Sou uma estrela solitária, entre tantas mil estrelas,
Sou o cintilar de uma delas que não se deixa ofuscar,
E que não se apaga diante ao raio do sol esquecido,
Antes, tão reluzente tal fogo em pura brasa
Atualmente um pouco de brilho enfraquecido
Que o teu ardente e fascinante desejo arrasa
Sou efêmera tal qual a terrena e sofrida vida
Sou sensível, mas ousada e um tanto atrevida
Sou frágil, mas por nada me dou por vencida
Sou falível, mas busco sempre me aperfeiçoar
Sou eterna nas minhas agruras e dores
Sou transitória, anjo e mulher de fases
E conseqüentemente de muitos amores
Sou um tanto de romantismo da poesia que resta
Sou um tanto de melodia que ainda dói no peito
Sou a rima do verso que nunca ninguém encontrou
Sou a onda que se quebra, mas retorna com insistência
Num recomeçar quase lento, depois forte e incessante
Sou a espuma branca na areia que se apaga num instante.

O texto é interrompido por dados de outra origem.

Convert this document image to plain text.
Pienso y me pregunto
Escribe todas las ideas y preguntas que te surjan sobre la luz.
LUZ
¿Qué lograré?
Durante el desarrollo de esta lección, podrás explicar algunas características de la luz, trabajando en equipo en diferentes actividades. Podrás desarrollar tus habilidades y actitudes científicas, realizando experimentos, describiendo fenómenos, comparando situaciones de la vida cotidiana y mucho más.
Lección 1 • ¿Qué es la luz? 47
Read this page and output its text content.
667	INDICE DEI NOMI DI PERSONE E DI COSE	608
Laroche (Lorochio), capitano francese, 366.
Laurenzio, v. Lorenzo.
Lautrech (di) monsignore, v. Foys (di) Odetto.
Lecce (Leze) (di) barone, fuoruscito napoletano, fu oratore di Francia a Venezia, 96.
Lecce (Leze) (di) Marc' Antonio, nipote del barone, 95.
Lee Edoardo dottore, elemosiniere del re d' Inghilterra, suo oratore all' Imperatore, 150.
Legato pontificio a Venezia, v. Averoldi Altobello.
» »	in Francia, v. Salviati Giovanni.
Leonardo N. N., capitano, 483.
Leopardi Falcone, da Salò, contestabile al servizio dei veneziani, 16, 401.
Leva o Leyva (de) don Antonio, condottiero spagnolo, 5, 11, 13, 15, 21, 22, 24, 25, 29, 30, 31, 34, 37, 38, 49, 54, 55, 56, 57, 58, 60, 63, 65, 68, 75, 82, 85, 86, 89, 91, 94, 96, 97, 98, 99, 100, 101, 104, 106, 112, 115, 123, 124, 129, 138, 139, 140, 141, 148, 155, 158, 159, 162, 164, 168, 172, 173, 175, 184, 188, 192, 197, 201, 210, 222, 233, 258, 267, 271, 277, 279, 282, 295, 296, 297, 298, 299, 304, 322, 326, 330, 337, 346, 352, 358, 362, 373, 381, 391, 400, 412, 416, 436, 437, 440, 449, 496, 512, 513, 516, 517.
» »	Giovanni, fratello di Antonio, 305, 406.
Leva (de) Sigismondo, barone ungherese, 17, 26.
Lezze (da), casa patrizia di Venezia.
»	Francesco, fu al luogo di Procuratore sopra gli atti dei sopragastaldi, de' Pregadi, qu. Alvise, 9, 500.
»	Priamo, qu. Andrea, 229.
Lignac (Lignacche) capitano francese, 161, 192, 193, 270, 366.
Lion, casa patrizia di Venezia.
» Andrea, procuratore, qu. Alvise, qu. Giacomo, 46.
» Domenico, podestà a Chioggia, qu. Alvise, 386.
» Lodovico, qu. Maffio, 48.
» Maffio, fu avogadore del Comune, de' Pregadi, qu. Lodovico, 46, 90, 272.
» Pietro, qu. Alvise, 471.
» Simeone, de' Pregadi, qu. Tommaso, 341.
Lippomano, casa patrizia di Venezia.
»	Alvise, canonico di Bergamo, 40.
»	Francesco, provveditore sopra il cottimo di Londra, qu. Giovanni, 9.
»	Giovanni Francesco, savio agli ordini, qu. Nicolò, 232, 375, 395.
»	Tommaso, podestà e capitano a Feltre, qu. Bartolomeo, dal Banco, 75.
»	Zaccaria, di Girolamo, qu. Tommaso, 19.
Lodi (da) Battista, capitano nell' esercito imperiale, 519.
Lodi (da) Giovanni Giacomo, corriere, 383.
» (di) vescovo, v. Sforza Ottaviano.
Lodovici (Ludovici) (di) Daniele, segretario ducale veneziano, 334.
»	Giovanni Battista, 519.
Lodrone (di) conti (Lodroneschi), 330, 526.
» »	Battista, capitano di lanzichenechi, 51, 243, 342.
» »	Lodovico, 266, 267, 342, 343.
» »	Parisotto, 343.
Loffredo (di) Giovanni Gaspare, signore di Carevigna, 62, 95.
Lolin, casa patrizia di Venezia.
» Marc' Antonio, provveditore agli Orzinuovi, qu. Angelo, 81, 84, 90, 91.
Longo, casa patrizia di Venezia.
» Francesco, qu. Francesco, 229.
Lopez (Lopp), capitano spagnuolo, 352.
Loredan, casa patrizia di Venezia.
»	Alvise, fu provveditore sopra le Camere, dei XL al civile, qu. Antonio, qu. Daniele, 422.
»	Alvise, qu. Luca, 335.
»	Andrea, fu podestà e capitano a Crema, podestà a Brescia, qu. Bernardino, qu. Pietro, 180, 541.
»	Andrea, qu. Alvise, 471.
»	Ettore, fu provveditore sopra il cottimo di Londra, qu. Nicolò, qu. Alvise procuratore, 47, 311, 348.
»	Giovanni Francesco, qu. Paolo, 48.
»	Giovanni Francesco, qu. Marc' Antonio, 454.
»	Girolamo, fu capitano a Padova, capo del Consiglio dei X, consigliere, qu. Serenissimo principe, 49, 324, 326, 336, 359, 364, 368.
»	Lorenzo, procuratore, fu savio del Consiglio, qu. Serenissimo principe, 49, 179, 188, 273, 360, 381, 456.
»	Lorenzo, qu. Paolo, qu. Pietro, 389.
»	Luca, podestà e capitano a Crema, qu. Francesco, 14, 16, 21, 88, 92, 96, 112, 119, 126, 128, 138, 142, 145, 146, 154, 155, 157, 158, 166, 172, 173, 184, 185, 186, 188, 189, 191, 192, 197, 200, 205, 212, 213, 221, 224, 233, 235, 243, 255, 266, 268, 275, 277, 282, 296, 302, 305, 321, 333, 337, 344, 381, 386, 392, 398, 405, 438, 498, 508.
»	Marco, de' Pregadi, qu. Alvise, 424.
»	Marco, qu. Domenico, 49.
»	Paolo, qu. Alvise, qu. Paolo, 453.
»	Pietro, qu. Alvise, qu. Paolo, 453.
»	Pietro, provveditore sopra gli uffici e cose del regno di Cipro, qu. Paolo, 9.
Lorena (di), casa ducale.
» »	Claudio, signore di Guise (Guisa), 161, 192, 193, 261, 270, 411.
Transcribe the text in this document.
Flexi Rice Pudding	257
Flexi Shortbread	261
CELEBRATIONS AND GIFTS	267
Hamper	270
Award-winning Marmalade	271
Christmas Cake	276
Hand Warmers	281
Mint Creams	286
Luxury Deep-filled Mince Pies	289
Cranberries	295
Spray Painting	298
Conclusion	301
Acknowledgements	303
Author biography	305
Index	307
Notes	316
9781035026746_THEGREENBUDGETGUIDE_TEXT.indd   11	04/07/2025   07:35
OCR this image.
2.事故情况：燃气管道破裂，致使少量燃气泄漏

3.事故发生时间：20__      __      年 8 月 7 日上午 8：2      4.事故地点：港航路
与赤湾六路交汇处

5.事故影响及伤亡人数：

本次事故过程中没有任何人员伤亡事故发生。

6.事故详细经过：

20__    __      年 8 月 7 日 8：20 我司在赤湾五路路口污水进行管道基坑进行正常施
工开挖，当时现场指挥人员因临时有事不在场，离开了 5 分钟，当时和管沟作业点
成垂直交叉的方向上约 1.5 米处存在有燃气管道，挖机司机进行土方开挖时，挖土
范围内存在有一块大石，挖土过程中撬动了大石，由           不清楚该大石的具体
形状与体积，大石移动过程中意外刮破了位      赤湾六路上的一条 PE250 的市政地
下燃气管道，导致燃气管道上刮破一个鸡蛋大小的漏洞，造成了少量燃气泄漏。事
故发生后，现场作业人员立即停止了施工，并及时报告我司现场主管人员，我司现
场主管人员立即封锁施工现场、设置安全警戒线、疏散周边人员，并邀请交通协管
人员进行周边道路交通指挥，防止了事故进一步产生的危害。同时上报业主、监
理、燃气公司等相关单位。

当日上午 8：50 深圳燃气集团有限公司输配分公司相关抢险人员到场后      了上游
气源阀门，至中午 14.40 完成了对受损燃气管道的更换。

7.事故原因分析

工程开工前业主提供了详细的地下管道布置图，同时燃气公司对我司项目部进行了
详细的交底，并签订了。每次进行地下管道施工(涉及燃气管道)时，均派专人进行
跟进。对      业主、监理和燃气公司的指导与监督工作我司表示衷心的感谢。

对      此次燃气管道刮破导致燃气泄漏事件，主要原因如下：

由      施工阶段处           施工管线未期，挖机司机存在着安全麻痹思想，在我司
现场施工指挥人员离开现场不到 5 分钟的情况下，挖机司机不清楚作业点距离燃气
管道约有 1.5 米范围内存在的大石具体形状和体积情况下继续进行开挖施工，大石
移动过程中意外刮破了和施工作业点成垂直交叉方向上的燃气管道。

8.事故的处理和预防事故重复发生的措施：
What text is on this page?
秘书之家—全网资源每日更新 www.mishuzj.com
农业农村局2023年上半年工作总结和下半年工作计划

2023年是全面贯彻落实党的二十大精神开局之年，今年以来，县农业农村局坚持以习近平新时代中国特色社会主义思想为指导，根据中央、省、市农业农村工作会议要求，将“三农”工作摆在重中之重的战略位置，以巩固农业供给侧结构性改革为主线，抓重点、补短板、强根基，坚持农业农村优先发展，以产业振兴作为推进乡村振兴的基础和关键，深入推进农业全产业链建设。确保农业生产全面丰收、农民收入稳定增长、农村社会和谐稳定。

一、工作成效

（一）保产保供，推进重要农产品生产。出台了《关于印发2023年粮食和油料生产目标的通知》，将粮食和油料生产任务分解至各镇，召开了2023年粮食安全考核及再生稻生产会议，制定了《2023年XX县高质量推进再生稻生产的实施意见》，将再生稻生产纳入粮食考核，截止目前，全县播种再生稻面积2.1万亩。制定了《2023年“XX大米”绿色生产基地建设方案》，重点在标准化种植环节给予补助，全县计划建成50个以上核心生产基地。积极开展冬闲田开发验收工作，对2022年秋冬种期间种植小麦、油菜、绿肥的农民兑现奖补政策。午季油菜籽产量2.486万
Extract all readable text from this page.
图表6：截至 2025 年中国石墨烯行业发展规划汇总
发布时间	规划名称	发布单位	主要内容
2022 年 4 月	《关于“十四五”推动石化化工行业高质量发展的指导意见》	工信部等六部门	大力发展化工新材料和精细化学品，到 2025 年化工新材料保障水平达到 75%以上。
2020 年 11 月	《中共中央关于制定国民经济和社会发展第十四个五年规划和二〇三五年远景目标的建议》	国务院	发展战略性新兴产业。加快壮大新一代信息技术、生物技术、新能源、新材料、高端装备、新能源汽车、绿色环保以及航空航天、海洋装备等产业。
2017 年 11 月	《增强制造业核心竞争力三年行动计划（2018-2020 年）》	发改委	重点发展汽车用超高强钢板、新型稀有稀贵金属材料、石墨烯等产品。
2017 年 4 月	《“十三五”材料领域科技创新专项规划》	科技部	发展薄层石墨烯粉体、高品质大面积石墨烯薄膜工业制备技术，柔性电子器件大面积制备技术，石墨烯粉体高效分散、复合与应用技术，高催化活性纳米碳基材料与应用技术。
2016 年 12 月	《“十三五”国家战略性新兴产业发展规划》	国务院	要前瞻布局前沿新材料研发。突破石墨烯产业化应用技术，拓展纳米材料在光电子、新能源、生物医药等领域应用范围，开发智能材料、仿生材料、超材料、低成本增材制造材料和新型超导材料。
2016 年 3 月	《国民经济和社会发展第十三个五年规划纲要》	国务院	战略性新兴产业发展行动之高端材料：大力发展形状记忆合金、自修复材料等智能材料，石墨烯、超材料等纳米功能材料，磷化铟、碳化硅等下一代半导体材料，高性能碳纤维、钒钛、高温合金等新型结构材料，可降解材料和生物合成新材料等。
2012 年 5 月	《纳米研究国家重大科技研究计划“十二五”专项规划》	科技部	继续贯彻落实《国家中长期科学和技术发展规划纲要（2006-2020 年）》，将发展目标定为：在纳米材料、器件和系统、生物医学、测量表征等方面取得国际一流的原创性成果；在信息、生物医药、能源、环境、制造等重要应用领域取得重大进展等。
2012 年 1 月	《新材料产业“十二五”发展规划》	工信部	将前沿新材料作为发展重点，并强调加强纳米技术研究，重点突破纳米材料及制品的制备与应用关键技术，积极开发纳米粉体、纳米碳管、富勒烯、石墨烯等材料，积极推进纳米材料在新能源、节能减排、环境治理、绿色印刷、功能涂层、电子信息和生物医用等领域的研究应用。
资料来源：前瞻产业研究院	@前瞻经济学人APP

Sou um coração por inteiro, num eterno beijo ofegante
Que nunca se cansa que ainda crê no amor verdadeiro
Sou aquela que luta que ama e que quer o teu calor
Sou quem nunca desiste, apesar de tamanha ser a dor
Sou simplesmente uma rosa, anjo, menina e mulher
Assim mesmo, me vejo como outra mulher qualquer
Sempre a tua espera, e que pelo teu amor se desespera
Contudo, sempre pronta, para tudo o que der e vier!